Priorities and the Marketing Concept
This article originally appeared in the Texarkana Gazette on August 29, 2010
Dr. Robert S. Owen, Professor of Marketing, Texas A&M-Texarkana, College of Business
Students in Los Angeles were greeted this week with a new $578 million school. It's the most expensive school in the country, featuring an auditorium modeled after a nightclub and a property that Donald Trump had fought to get. This all came at a cost of about $137,000 per student seat. While the school was being built, the school district's own report predicted that only 52% of 2005 ninth graders would graduate in 2009. Last March, in an attempt to make up a $640 million shortfall, the school district voted to send layoff notices to about 2300 teachers and about 570 librarians, counselors, and other support staff. What do you think are the school system's fundamental obligations to society, what should have been its core goals, and where should it have been investing the most money in order to reach these?
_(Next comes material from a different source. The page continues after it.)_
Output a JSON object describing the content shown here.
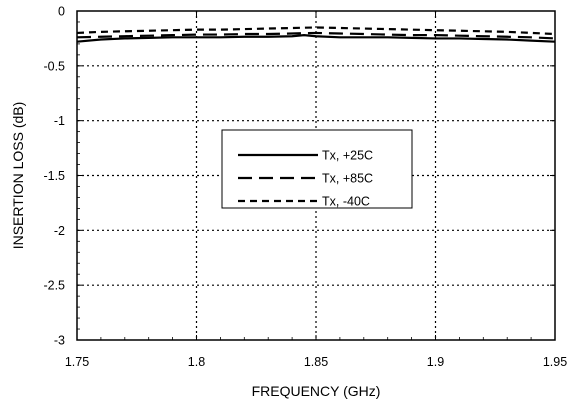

For the past two months, we've been reading about the accidental oil spill by the BP Deepwater Horizon in the Gulf of Mexico. Many believe that cost-saving measures were a factor in this historic man-made disaster, and internal BP documents are said to contain a decade of warnings that the company was risking a major accident because of its cost-saving measures. BP estimates that the spill has caused it to leak 4 million barrels of oil and that it will be fined $1,100 per barrel, possibly $4,300 per barrel if gross negligence is found. According to some estimates, the company could also face perhaps $40 billion in future cleanup and litigation costs, having already spent more than $6 billion in costs associated with the spill. With the luxury of hindsight, do you think that cost cutting and higher profits were worth the long run risks?
As a marketing researcher and professor, I often have a perspective that is different from my business school colleagues in other disciplines such as accounting and economics. A marketing perspective is that profit is not a simple function of costs and revenues; we look at that as only a short term perspective. Our perspective is that profits, at least over the long run, follow an organization's ability to best meet the needs of all of its stakeholders. In the case of BP, cutting costs did indeed temporarily boost profits and it temporarily met the needs of shareholders. But at some point, that focus on cost cutting began to result in a loss customer confidence, final consumer confidence, lawmaker confidence, industry confidence, supplier confidence, and societal confidence. And all of that ultimately results in the loss of shareholder confidence.
There is a term for this idea: the Marketing Concept. It's found within the first few chapters of any mainstream marketing principles textbook. The idea is that if an organization ignores its long term obligations to stakeholders, if it focuses merely on costs or profits in the short run, then it is likely to experience problems in the long run. Some CEOs can cut costs to boost profits in the short run, being rewarded with huge bonuses for doing so. They divest of one of the largest costs - the people who produce the organization's core product - and invest the "savings" into additional management and staff support functions and physical assets. But when those short-term CEOs exit, they often leave behind an organization with a tarnished reputation for product quality, declining market share, and a workforce that is decimated with regard to competitive experience and wisdom.
When somebody at General Motors cut labor costs in the 1980s, product quality declined, market share of foreign competition grew, and two decades later, GM has deleted once-profitable brands such as Oldsmobile and Pontiac and has relied on taxpayers to bail it out of a financial mess. According to the Marketing Concept, if an organization instead focuses on meeting the needs and best interests of the all of the constituents that keep it in business – final consumers, employees, investors, suppliers, public policy makers, society – it is likely to be operating at its most competitive level, its best cost efficiency, and its best profitability.
This isn't to say that cost is not an element of profitability in either good times or bad times. But I do mean to say that it is only one element, and willy-nilly cutting the highest costs often leads to bad long term effects as does willy-nilly adding expenses in good economic times. During difficult or good economic times, remember that your competitors are in the same economic boat as you, and those who do the best job of meeting the needs of all stakeholders will be the ones who ultimately win in either case.
Robert Owen, Ph.D., is Associate Professor of Marketing in the College of Business at Texas A&M University-Texarkana.